Could Mary use a super fast computer to generate enough random guesses to compete with the whole network in solving blocks?

Yes, but even with a very, very fast computer, due to a large number of members in the network, it’s highly unlikely Mary could solve several blocks in a row at the exact time needed to perform a double-spending attack. She would need control of 50 per cent of the computing power of the whole network to have a 50 per cent chance of solving a block before some other node does — and even, in this case, she’d only have a 25 per cent chance of solving two blocks in a row. The more blocks to be solved in a row, the lower the probability of her success.

Therefore, transactions grow more secure with time. Those included in a block confirmed one hour ago, for example, are more secure than those in a block confirmed in the last 10 minutes. Since a block is added to the chain every 10 minutes on average, a transaction included in a block for the first time an hour ago has most likely been processed and is now irreversible.

Bitcoin Mining

To send bitcoins, you need to reference an incoming transaction to your wallet. This applies to every single transaction across the network. So, where do bitcoins come from in the first place? As a way to balance the deflationary nature of bitcoin due to software errors and wallet password loss, a reward is given to those who solve the mathematical problem of each block. The activity of running the bitcoin blockchain software to obtain these bitcoin rewards is called “mining”

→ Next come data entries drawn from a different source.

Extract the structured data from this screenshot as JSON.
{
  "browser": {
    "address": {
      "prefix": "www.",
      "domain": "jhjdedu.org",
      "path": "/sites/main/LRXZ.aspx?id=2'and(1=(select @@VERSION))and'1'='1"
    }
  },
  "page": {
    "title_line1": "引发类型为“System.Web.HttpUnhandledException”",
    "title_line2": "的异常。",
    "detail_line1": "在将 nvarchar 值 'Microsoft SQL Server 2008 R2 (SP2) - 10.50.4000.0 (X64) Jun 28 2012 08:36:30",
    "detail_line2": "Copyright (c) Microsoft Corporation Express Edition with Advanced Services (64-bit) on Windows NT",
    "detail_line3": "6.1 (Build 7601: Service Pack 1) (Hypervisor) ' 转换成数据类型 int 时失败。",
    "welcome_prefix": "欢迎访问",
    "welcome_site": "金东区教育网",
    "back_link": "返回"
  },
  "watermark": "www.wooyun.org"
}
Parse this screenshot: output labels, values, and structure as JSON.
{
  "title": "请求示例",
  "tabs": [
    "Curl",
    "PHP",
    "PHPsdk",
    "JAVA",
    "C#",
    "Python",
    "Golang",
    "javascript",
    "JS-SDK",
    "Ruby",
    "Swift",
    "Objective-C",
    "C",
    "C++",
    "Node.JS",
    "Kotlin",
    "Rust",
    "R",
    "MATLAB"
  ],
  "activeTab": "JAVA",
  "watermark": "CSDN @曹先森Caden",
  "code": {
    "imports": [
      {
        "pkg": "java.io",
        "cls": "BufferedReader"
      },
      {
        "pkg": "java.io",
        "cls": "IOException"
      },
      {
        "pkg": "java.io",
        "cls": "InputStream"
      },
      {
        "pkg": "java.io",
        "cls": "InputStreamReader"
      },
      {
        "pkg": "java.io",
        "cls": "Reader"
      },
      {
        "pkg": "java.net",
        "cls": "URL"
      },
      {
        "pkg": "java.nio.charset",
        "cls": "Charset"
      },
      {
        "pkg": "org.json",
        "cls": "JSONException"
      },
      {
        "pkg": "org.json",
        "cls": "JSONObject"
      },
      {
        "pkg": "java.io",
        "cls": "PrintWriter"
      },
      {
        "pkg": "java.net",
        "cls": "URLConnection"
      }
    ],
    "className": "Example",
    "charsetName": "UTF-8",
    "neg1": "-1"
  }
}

Rewards are the main incentive for private people to operate the nodes, thus providing the necessary computing power to process transactions and stabilize the blockchain network. Because it takes a long time for a typical computer to solve a block (about one year on average), nodes band together in groups that divide up the number of guesses to solve the next block. Working as a group speeds up the process of guessing the right number and getting the reward, which is then shared among group members. These groups are called mining pools.